Toujours est-il que comme le sous-titrait un article de So Foot on semble avoir oublié que ce club ne joue plus dans sa ville d’origine, que l’on ne s’émouvait plus de sa situation. Car si le club a survécu grâce à la fortune de son propriétaire et président (pas comme le rival historique du Metalist Kharkiv par exemple) les supporters se font rares. Rares sont les matches où se pressent 7500 supporters pour voir jouer « leur » équipe, qui ne joue « plus qu’à » 300 kilomètres de sa ville originaire. N’oublions pas non plus que c’est la seule équipe jouant la Ligue des Champions dont son territoire d’origine est en proie à des affrontements violents[10]. Finalement, la plus grande question est celle-ci : jusqu’à quand parlerons-nous de « Chakhtar Donetsk » ?

[1] Carrière Pierre, « Donetsk », Encyclopaedia Universalis.
[2] « History, Timeline », FC Shakhtar Donetsk.
[3] « L’Ukraine : un carrefour d’influences », Le dessous des cartes.
[4] « 2-29 mai 2014 – Ukraine. Référendums d’autodétermination et élection présidentielle », Encyclopaedia Universalis. [5] « L’Ukraine : un carrefour d’influences », Le dessous des cartes.
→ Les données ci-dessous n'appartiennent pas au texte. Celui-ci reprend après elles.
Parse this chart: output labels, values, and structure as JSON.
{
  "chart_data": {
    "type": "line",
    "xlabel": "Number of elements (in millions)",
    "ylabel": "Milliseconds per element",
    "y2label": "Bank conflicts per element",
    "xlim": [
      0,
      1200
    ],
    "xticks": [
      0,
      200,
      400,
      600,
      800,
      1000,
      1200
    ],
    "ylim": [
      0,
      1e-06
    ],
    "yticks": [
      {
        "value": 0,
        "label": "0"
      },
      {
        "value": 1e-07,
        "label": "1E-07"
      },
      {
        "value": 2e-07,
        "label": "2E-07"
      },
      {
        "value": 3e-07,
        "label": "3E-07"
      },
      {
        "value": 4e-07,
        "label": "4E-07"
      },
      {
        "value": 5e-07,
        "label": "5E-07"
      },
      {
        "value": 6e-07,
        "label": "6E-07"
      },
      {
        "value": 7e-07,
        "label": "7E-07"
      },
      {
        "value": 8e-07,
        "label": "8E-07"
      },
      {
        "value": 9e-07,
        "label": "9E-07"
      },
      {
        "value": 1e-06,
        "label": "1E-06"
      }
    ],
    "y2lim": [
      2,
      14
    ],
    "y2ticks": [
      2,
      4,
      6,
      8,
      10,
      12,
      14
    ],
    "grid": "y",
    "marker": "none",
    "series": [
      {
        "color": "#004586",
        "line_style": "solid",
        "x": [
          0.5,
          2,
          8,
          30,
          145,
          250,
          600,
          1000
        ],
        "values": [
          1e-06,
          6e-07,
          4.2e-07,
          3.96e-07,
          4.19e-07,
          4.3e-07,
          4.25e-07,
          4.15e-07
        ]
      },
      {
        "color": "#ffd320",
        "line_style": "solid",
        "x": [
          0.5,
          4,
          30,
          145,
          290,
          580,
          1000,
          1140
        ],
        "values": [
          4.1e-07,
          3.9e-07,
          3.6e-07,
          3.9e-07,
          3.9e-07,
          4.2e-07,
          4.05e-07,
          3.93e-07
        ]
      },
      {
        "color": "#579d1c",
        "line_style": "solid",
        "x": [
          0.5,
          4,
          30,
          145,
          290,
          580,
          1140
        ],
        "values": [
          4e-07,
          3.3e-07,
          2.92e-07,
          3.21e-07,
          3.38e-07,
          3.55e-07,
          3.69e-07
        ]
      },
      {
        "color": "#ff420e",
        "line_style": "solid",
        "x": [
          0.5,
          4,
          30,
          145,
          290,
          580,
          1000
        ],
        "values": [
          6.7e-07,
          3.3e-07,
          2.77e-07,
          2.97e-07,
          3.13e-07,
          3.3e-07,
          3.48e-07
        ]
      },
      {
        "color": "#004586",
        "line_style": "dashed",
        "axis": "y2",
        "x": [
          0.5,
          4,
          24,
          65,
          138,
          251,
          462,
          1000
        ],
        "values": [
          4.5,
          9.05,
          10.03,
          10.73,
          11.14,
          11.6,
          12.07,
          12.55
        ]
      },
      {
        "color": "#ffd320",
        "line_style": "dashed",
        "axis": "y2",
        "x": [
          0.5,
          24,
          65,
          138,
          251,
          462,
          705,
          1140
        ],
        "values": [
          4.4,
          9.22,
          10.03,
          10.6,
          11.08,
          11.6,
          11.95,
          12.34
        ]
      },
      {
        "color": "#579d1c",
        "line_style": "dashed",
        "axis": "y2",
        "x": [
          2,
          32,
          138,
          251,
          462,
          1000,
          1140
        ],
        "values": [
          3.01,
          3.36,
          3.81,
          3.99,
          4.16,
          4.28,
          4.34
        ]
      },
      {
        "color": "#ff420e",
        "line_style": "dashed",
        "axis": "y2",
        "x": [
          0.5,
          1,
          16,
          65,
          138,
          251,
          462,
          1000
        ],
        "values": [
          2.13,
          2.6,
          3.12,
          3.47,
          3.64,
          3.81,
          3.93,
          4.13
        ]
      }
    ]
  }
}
[6] « Ukraine : le stade de Donetsk, du luxe à la déchéance », Le Point, publié le 27/06/2017.
[7] « History, Timeline », FC Shakhtar Donetsk. [8] « Le Chakhtior Donetsk, un club ukrainien, exilé en … Ukraine », Europe 1, publié le 12/12/2018.
[9] « Shakthar Donetsk : une histoire à réécrire », Footballski, publié le 02/09/2015. [10] « Shakhtar Donetsk : l’histoire sans fin », So Foot, publié le 27/11/2018.